Sex sermons stimulate conversation: Moreland sees the value of abstinence
In this day and age, it seems almost taboo to wait until you’re married to have sex.
Honestly, when I was growing up I was only taught to be “protected” before having sex. There wasn’t even the idea put into my head of protecting my body for my future husband. As an apathetic Catholic, it was more fun to break the rules and say ten “Hail Mary”s than to hold back from something that just felt natural.
As I grew older and started dating my now-husband, I learned that he was “saving himself” for his future wife.
I thought to myself, “What the heck is wrong with this guy? Don’t you want to ‘test-drive the car before buying’? Are you sick or something?”
Four and a half years later, I look back and realize that meeting that “sick” man was the best thing that has ever happened in my life.
One thing I’ve learned since that fateful day is that the world does not have patience for sexual abstinence. Pastor Charlie Granade mentioned numerous times during “Solomon on Sex” that we are literally slammed with sexual temptation every day of our lives.
It’s all over the place, from the shortcomings of the media to an aisle of Wal-Mart.
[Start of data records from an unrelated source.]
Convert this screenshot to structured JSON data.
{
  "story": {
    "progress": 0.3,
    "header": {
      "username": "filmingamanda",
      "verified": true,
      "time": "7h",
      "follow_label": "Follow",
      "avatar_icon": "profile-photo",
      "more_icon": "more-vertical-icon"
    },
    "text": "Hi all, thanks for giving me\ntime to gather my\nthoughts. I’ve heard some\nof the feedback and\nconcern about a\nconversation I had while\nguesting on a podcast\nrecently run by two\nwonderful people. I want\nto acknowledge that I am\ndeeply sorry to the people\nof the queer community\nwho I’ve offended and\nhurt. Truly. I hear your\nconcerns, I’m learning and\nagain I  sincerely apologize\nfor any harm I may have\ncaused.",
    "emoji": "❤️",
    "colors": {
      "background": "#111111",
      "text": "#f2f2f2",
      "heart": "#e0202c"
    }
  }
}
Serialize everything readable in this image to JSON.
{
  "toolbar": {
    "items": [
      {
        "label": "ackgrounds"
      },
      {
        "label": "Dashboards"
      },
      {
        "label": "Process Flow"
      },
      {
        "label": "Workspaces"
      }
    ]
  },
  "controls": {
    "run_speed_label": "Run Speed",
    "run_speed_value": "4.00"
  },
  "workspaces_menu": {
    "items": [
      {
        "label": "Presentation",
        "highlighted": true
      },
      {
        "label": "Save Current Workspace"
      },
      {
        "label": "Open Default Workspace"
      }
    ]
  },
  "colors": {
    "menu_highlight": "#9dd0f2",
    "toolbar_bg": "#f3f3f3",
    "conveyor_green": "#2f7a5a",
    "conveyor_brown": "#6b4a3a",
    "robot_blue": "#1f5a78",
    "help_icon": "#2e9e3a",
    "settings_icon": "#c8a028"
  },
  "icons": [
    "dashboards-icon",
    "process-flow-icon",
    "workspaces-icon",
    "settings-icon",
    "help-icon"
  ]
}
Don’t get me wrong, I realize that we aren’t the first generation to invent sex. But I think we can all agree that social standards have certainly become more lax in the last five decades.
I’ve heard every excuse as to why a person should “live in the moment” and have sex regardless of marital status, be it “coping with the poor economy” to “sex being great for weight loss and healthy teeth.”
However, the best one I have heard is that sex is environmentally friendly because of the fact that you aren’t burning fuel driving to a movie or a restaurant when instead you are home with your partner burning the renewable resource of sex. Clever.
Today’s society has made it so easy to get contraceptives while unmarried. So, easy, in fact, that once you are married, you can no longer reap the benefits of receiving free contraceptives given by women’s centers and health departments.
As a financially strapped college student who is newly married, I know how difficult it can be to afford such luxuries, which is why this system isn’t necessarily conducive to maintaining a “sex free” life before marriage.
When you save yourself for marriage, you save yourself from the emotional heartache that comes with numerous break-ups and sexual partners. And this is not to mention all of the disgusting STD’s you could contract from a partner, or the worry each month that you’ve become pregnant with the starting quarterback’s baby. Add the emotional problems with the physical risks, and premarital sex is pretty scary.
When I met my “sick” husband and learned of his wishes to abstain from sex until marriage, I was secretly turned on.
This man was refraining from experiencing one of the most unbelievably awesome bodily functions known to man until the day he married his wife.
I was in shock that there was even a human being alive on this earth that believed in this way of living, but I also wasn’t about to let him get away!
Some people might think that married sex isn’t as good as single sex. Not true! There are numerous studies done that indicate married people have better sex, and more of it.
The concept that God created one man for one woman to share an intimate relationship for eternity shouldn’t be seen as a myth but as a reality.
Charlie Granade, pastor of Ridgeview Bible Church has been presenting a three-week sermon series entitled “Solomon on Sex” to students at Chadron State. Granade gives the sermons at 8:00 p.m. in the Student Center ballroom. The series began Oct. 27 and will conclude Wednesday.